Metallica Re-Emerges, Slightly Broken, Somewhat Beat, Definitely Scarred

Sep 11th, 2008 // 8 Comments

Our look at the zingers that close out the biggest and most important new-music reviews continues with a roundup of reactions to Metallica’s latest comeback effort, Death Magnetic, which comes out in the States tomorrow (and has apparently hit shops in the UK a day early):

• The best parts of Death Magnetic verge on frantic, the band maintaining its instrumental dexterity at death-defying speeds. They are four guys who have become a brand name trying to remember what Metallica used to sound like, and they get about halfway there. The question becomes how they’ll be able to duplicate some of this material night after night on tour. Given the band’s tumultuous recent history, it’s a nice problem to have. [Chicago Tribune, which, curiously, also recommended superior metal albums]

• “Is this a brief eruption in what has been a 15-year downward trajectory? Perhaps, but the fiery signs of life on Death Magnetic could go a long way to helping Metallica reclaim its rightful place among the metal elite.” [AP]

• “Once Metallica became vulnerable, they never recovered. Death Magnetic is a meditation on death–but so is every other Metallica record. The best ones spit in the face of death; this album instead finds aging men trying to reclaim their youth.” [Pitchfork]

• “But 
the speed-freak growls of the rest of Magnetic match the band’s Olympian vigor. And if the disc distracts prickly fans from filling message boards with arguments about whether 1988′s …And Justice for All or 1991′s’”black album was Metallica’s last good record, well, could 
 it serve any higher public good?” [EW]

• “But if you ignore the lyrics, Death Magnetic sounds more like it’s about coming back to life. Everything comes together on the fan-favorite-to-be ‘Broken, Beat and Scarred,’ which manages to channel the full force of Metallica behind a positive message: ‘What don’t kill ya make ya more strong,’ Hetfield sings, with enough power to make the cliché feel fresh. The aphorism he paraphrases happens to come from Nietzsche’s Twilight of the Idols, which is subtitled How to Philosophize With a Hammer. Metallica’s philosophizing may get shaky — but long may that hammer strike. ” [RS]

idolator

  1. Anonymous

    here’s the best zinger yet: kids have already re-cut this album to be shorter, more thrashy, and less sucky…
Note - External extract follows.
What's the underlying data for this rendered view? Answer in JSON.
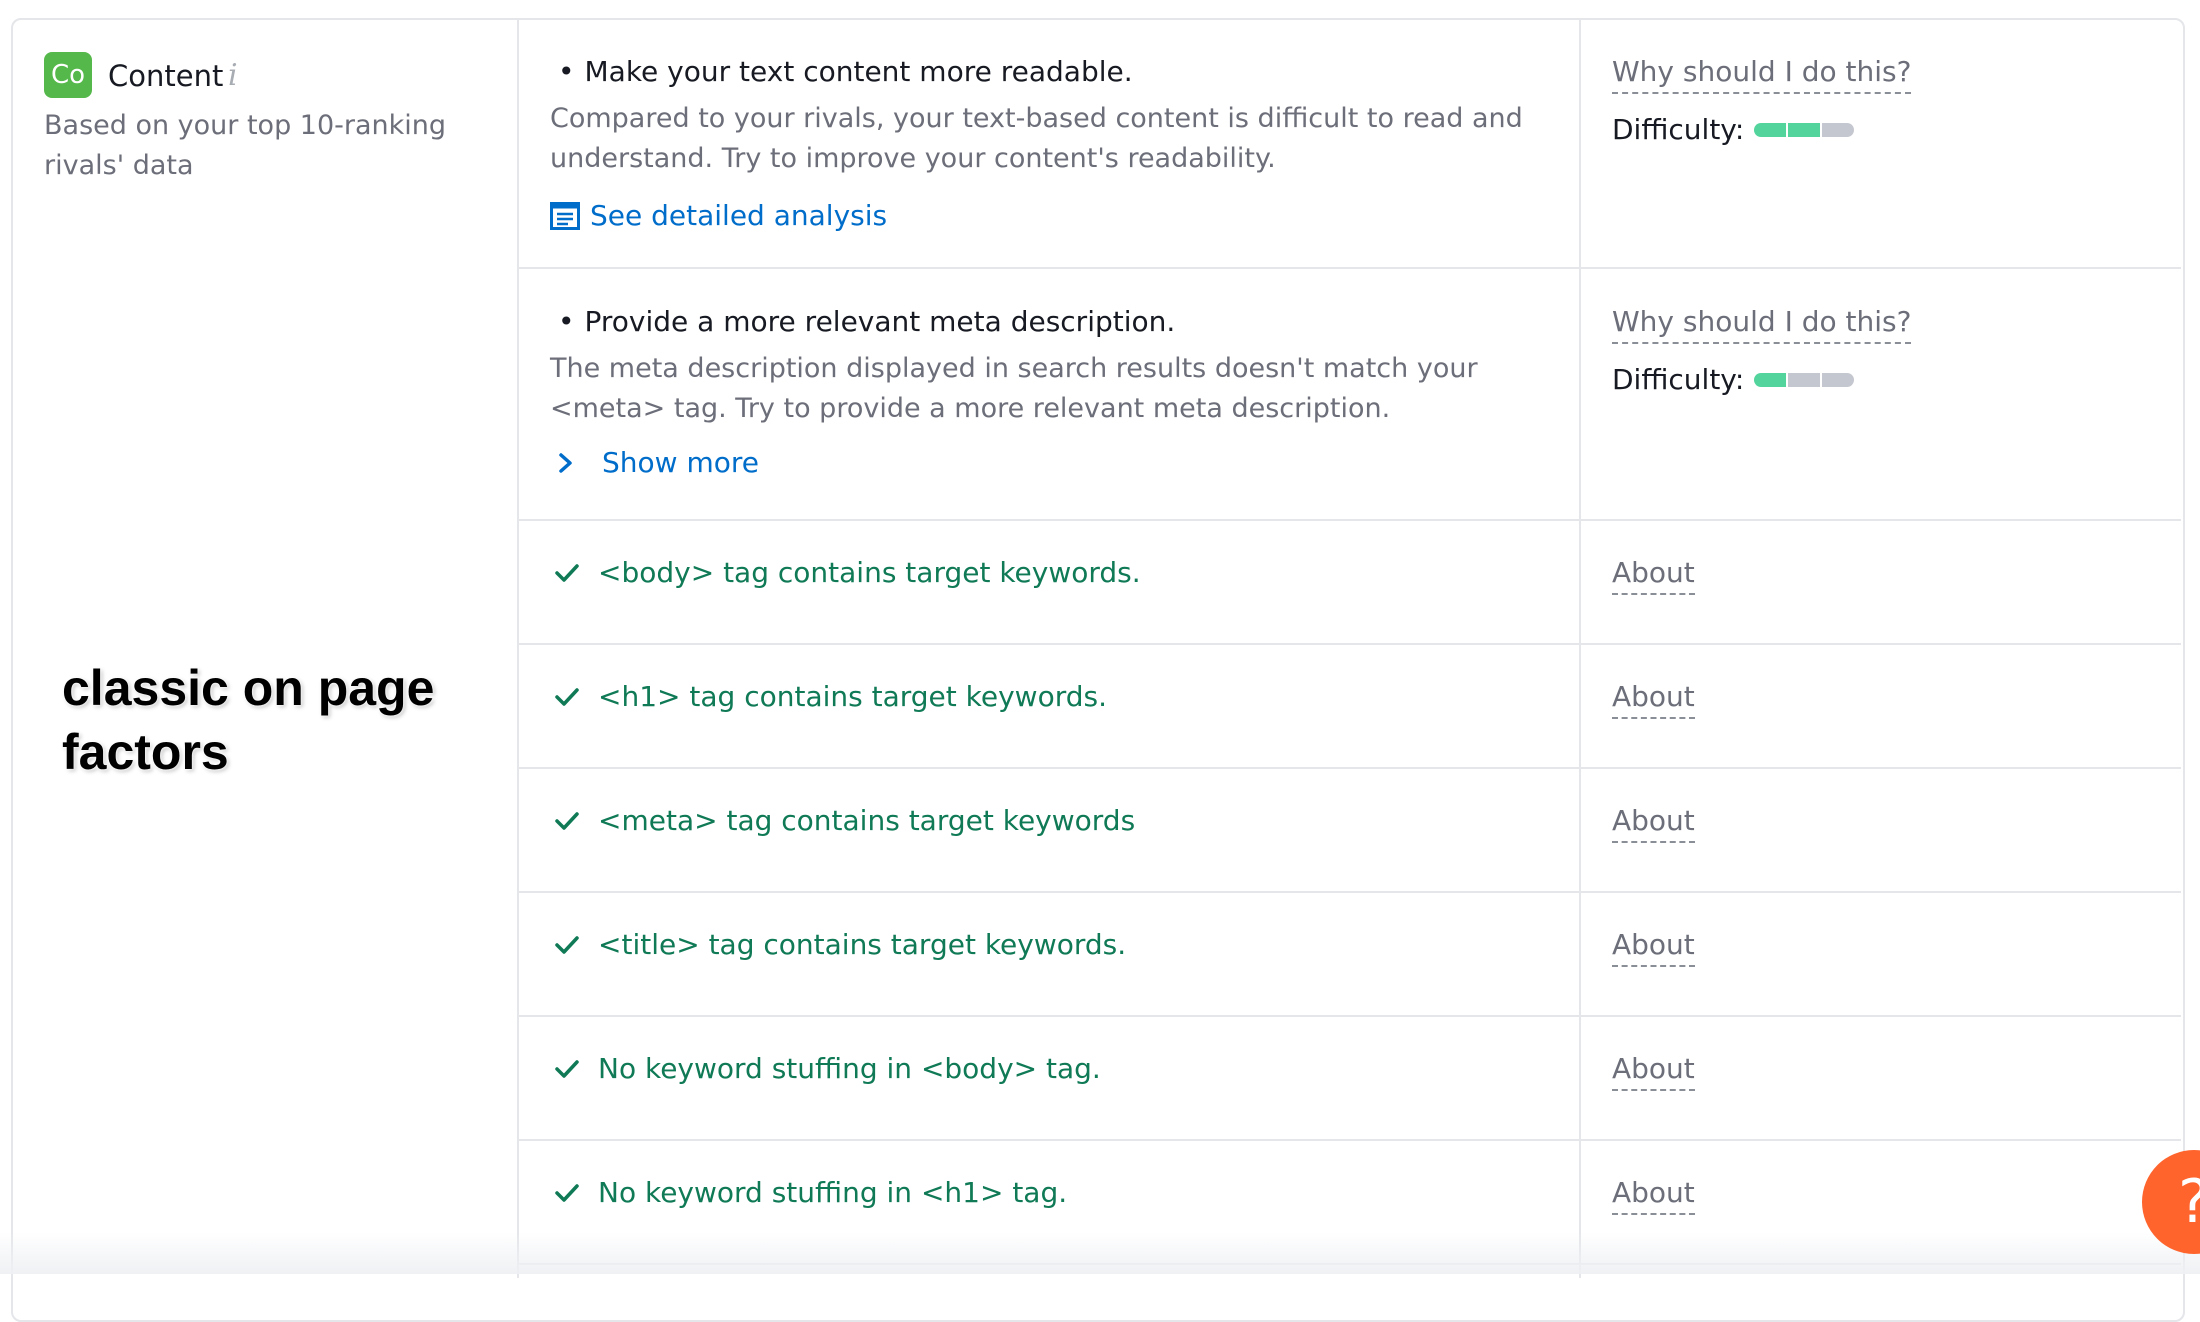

    article here: [www.metalsucks.net]

    re-cut here: [www.sendspace.com] or here: [www.mininova.org]

  2. Chris Molanphy

    Isn’t this just Rick Rubin being Rick Rubin–coming in and telling a band to go back to what they did [X] years ago, like he’s done with virtually everybody he’s produced from Slayer to Neil Diamond?

  3. wakeupbomb

    @Chris Molanphy: Yeah, that’s why Rick Rubin rules. He knows that the stuff that Metallica did years ago is way better than St. Anger, or ReLoad and he wanted to try to do that.

  4. Whigged

    @Chris Molanphy: Not really – with Neil Diamond he tried to do another Johnny Cash. Slayer never changed in the first place. He did try to get AC/DC to go back to its rougher edged rock sound, but Angus and Malcolm already decided they wanted to go the bluesy route, which is why Ballbreaker didn’t work.

    As for Metallica, there is really nothing else they could do but go back being heavy, and I don’t think it matters who they got as a producer as long as his name wasn’t Bob Rock.

  5. DocStrange

    I’ve said this before in several places, since the Black Album, the band only made two good songs – “No Leaf Clover” and “The Memory Remains”. But now they’ve actually made an OK record. I mean at least it’s better than “St. Anger” and both Loads.

  6. revmatty

    @DocStrange: “both Loads” Heh. Accurate in more ways than one.

  7. agentUrge

    Compared to the last three efforts, DM is a step in the right direction. I would almost dare to say that in the evolution of metallica, if we could erase the last three albums (which I consider more of a detour for them), DM would be the next step in the evolution.

    I love it. I don’t care what the armchair music critics say.

  8. alec_baldwin

    The creative chakra of this album is spot-on despite the wack cootchie on the cover. WMG needs a break. I’ve been serving up the hatertude like Phelps collecting gold medals at the Olympics. I hope Metallica ranks up there with Weezy, Mariah, and the Jonas Bros. in terms of first-week sales. It is one of the great groups.